Dark clouds were rolling in from the north and we thought that rain would soon follow, our picnic was officially over, retiring back to our rooms as a matter of prudent caution.
We took a shuttle into town and walked around a bit, finally making our way to the jewelry shops on the Ponte Vecchio, where they were finishing up some business transactions with a local jeweler of note, Giovanni Melli.
He had an opal necklace that I was crazy for but that is another story, still unfinished.
Giovanni not only had beautiful material, the view from his shop window might just be the best in the world.
He told us that we had to try the place around the corner Cammillo. Best in show.
We wandered our way through the Otrarno and found the place on the end of the next block.
The staff was all sitting around eating dinner. They were absolutely booked but would seat us in the attic if we were so inclined. We were.
Dinner was still an hour away so we wandered about the block.
And a fantastic walking city, we certainly covered a lot of ground.
Leslie had a pasta dish with white truffle. Alyssa had a deep fried lamb and not quite sure what David ate. All very delicious. They drank champagne, I drank water.
Place was superb, as advertised. We finished the meal with a fresh grape tart.
It is not France, nor even San Francisco. Bread is an afterthought in Italy. The dinner rolls are really pretty tasteless and pathetic. No crust.
My friend Ken told me about a co-pilot of his who took umbrage because the country doesn't believe in bread plates (or butter for that matter), you put your bread on the table.
But heck, you can't be good at everything and they have pasta down in spades so we will give them a break. I pretty much ate everything on my food bucket list for Italy except a tripe sandwich. Next time. Oh and by the way, pigeon is quite good.
My friends were happy and high from the meal and the alcohol. I was not drinking and dry to their wet, sort of an asshole to be honest, but tried my best to be civil, needed my own space at that moment. Oh well.
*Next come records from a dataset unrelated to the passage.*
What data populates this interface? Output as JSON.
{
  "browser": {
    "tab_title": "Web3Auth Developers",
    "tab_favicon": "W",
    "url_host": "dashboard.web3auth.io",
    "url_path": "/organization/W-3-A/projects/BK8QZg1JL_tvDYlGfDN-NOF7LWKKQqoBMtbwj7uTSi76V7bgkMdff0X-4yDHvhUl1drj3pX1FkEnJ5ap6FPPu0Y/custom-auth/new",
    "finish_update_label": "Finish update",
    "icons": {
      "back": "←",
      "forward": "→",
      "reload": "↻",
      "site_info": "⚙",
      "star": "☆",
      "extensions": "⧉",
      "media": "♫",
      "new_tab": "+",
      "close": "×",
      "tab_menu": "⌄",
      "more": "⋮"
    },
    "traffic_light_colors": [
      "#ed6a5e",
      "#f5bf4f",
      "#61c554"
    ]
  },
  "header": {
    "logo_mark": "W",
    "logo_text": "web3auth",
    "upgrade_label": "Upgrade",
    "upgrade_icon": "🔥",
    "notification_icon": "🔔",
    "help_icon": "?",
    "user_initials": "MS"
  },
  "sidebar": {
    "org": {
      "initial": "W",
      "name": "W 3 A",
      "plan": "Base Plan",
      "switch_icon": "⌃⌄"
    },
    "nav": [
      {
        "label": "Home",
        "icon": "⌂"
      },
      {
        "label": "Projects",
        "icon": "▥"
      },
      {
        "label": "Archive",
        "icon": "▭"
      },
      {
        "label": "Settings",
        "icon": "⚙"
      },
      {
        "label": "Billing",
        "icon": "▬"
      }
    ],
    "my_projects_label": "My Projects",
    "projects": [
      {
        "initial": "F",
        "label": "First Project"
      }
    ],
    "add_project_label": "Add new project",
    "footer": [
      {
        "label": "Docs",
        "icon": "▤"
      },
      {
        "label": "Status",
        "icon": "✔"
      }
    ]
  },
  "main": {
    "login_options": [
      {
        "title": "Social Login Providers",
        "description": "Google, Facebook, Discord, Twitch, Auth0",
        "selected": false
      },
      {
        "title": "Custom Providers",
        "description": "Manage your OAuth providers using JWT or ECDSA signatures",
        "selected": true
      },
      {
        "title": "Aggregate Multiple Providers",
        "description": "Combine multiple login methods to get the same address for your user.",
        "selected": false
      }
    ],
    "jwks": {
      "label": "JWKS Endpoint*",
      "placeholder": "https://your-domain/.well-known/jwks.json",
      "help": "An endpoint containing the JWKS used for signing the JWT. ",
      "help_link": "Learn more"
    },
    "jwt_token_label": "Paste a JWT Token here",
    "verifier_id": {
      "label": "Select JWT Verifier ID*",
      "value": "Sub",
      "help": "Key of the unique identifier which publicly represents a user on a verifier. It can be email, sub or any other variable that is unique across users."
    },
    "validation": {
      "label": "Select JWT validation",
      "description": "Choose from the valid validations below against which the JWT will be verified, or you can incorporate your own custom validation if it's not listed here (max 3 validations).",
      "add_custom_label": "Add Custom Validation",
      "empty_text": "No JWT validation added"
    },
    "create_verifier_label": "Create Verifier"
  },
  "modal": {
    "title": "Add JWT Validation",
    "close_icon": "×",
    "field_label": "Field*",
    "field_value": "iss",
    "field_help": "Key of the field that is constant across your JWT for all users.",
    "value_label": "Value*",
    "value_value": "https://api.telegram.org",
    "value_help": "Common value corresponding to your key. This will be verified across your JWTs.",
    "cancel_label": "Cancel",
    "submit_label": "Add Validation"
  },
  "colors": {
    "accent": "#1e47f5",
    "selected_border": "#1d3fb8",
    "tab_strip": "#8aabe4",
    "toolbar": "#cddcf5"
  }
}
You know how I get...
And what better place to engage in a little indulgent self pity than the Pitti Palace? A Pitti pity party?
My friend Tracy told me yesterday that she would have picked Venice as would Mike. She is a violinist and said that she understands our decision as I am visually oriented but Venice is about music. I hope to visit one day and compare.
There is certainly a tremendous amount of art in Florence, the epicenter of the renaissance. Some tire of it. I only regret not having more time and not seeing more.
I really wasn't feeling very well and there were no cabs around. The man at our friend's hotel called us a cab.
What happened next was amazing, like a winged fantasy from Chitty Chitty Bang Bang, the Merry Pranksters or Mary Poppins.
A psychedelic cab appeared instantly from the clouds, Milano 25, full of toys and stuffed animals.
We got the whole story. After losing her husband to cancer fifteen years ago, the magical cab driver started a free ferry service for children with cancer. As a cancer survivor, I was touched by her story. One of the greatest cab rides in my life, simply a beautiful person. Changed my bad attitude in a jumping jackflash.